Nos primórdios: a união pela semelhança
Nas comunidades mais antigas, marcadas por forte homogeneidade cultural, religiosa e moral, as pessoas compartilham um modo de vida praticamente idêntico. Essa uniformidade é a base da ordem social. Como todos pensam e vivem de forma semelhante, qualquer desvio é rapidamente percebido e punido com rigor.
Durkheim denominou essa forma de ligação social como solidariedade mecânica. Ela é predominante em sociedades tribais ou camponesas, nas quais a coletividade se sobrepõe ao indivíduo. O laço social está diretamente ancorado na tradição, nos costumes e em um código moral coletivo fortemente interiorizado.
Quando alguém rompe com esse código, não apenas infringe uma norma, mas ameaça o tecido moral de todo o grupo. Por isso, a sanção tende a ser exemplar e punitiva — é uma forma de preservar a integridade do conjunto.
Na modernidade: a união pela diferença
Com o surgimento do capitalismo, a industrialização e o crescimento das cidades, as sociedades passaram a se organizar de forma cada vez mais complexa. As tarefas deixaram de ser homogêneas e os papéis sociais se tornaram progressivamente especializados.
Nesse novo cenário, as pessoas já não vivem da mesma forma, não partilham necessariamente das mesmas crenças ou valores e, muitas vezes, sequer se conhecem. Ainda assim, precisam umas das outras para viver — e é aí que entra a solidariedade orgânica.
Essa forma de solidariedade nasce da complementaridade entre funções. Um professor depende do agricultor, que depende do entregador, que depende do mecânico. A interdependência funcional torna-se o novo alicerce da coesão social. Assim como os órgãos de um corpo realizam funções distintas, mas vitais para o funcionamento do todo, os membros de uma sociedade moderna colaboram a partir de suas diferenças.
O direito, nesses contextos, também assume um novo papel. Em vez de ser puramente punitivo, ele se torna restitutivo — busca restaurar o equilíbrio nas relações, por meio de contratos, leis e regulamentações que organizam a convivência entre indivíduos diversos, mas mutuamente necessários.

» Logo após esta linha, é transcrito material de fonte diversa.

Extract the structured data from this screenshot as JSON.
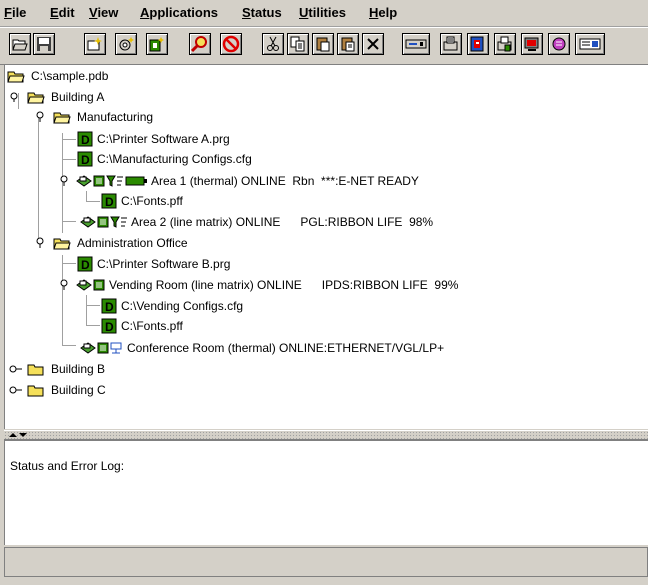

Do costume ao contrato: a transformação da moral coletiva
Durkheim compreendeu que, ao longo do tempo, a transição da solidariedade baseada em tradições para aquela baseada na divisão do trabalho não significava o desaparecimento da coesão social, mas sim sua reestruturação. O que antes era garantido pela força dos costumes, passa a ser sustentado por normas jurídicas, códigos civis e instituições reguladoras.
Não se trata de um declínio da moral, como alguns pensavam na época, mas de sua reconfiguração. A moral moderna está menos presente na forma de dogmas ou rituais e mais nas práticas institucionais que regulam o convívio plural.
Por que isso importa hoje?
Entender essa distinção entre solidariedade mecânica e orgânica não é apenas um exercício teórico. Ela nos ajuda a analisar questões contemporâneas como o aumento da desigualdade, o colapso de vínculos comunitários, o papel das leis na regulação das diferenças e os desafios da convivência multicultural.
Além disso, ao refletirmos sobre as bases que nos mantêm juntos — seja por semelhança ou por interdependência — conseguimos pensar em políticas públicas, projetos educativos e práticas sociais que favoreçam a construção de uma sociedade mais justa e coesa.